Столовка ниже почтамта. Нужно спуститься по каменным ступеням. Здесь в столовке подают всегда одно и то же: галушки, плавающие в горячей воде. Это называется суп… Галушки разносят потные официантки. Работа у них не на шутку тяжелая — суп тут наливают в глиняные миски, такие увесистые и грубые, как будто изготовлены они в эпоху неолита. (И где только такие достают?) На железном подносе таких мисок устанавливают штук по десять. Над мисками вьется пар. Он поднимается к потолку и там превращается в холодные капли, которые затем падают вниз, словно крупные слезы.
Вот в эту столовку я и приспособился ходить каждое утро. А дела здесь идут с каждым днем все хуже. Теперь не стало раздевалки и потому все садятся за столики кто в чем: и в полушубках, и в стеганках. Электрические люстры на потолке больше не зажигают. Около кассы и у раздаточного окна повесили десятилинейные лампешки. К супу прежде подавали хлеб, но теперь, с введением карточек, перестали. А народу, между тем, становится все больше и больше.

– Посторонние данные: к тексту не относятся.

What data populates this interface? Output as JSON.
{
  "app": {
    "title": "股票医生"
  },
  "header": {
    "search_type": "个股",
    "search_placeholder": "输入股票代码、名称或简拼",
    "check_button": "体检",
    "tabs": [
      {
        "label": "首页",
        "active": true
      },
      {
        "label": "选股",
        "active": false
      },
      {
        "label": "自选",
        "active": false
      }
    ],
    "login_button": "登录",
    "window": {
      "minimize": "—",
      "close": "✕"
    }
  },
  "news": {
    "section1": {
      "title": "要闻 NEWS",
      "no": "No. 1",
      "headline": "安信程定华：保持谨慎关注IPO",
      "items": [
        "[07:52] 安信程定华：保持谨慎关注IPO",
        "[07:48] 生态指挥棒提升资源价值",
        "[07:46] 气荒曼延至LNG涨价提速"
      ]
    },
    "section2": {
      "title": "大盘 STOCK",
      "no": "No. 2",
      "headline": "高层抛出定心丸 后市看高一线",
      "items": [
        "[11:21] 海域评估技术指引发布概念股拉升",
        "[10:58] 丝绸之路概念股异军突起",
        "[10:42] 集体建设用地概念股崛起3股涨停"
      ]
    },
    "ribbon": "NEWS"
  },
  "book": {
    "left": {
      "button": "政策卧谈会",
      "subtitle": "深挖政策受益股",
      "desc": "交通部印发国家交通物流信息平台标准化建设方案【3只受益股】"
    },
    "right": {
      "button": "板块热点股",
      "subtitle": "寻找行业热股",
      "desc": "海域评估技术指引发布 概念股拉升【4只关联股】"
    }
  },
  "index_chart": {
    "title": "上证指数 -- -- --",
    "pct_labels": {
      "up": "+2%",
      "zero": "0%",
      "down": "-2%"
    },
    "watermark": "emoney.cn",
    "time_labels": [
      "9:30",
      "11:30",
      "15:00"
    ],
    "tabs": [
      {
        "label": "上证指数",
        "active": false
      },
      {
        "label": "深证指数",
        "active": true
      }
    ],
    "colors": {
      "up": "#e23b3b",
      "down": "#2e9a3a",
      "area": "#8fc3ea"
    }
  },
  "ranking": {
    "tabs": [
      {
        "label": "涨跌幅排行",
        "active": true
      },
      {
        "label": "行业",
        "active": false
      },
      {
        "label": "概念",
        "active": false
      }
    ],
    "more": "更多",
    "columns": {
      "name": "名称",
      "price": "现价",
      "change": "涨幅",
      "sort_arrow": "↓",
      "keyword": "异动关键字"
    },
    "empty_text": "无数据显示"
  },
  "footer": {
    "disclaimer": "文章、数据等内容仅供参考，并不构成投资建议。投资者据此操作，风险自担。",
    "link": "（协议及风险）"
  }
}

Теперь уже нельзя так просто войти в столовую. Предварительно надо выстоять длиннейшую очередь на морозе. Но в общем кое-как перебиваюсь.
Ты, Шура, сообщи о Юрке Земцове. Что о нем известно? Мне он прислал письмо, в котором писал: „Хорошо, что тебя здесь нет“. Что он этим хотел сказать? Встретишь его мать — расспроси, как он и где.
Оксана писала мне, что ты заходила и взяла Гейне. Ты не стесняйся — бери книги. И еще я писал ей, чтобы она отдала тебе коралловое ожерелье, которое осталось от мамы.
Напиши, Шура, просто так, как товарищу. Если б ты знала, как иногда хочется домой. Извини за скучное письмо, но ответь обязательно. Алексей».
Шурочка так и не ответила. Почему — не знаю. Может, я обидел ее чем-нибудь, а может, просто подумала, что ни к чему.
А в столовке, про которую я писал, и правда, с каждым днем становилось хуже. Сначала были очереди, а потом и очередей не стало. К восьми часам, перед самым открытием, все пространство перед дверьми заполнялось толпой тесно прижатых друг к другу людей.
Но анархия продолжалась недолго. Как это обычно бывает, из завсегдатаев столовой выделилась инициативная группа, которая навела порядок. Появился список. Этот список писали химическим карандашом в ученической тетради.
Я всегда старался записаться одним из первых, но этих первых становилось все больше и больше. Они размножались в геометрической прогрессии. Появились контрсписки, владельцы которых старались порвать наш список. Получалось так, что даже сами составители списков не могли попасть в столовую при первом запуске и стояли на морозе до десяти, до двенадцати, до часа — то есть до того времени, когда столовая закрывалась на обеденный перерыв, и стоять в очереди становилось уже делом бессмысленным…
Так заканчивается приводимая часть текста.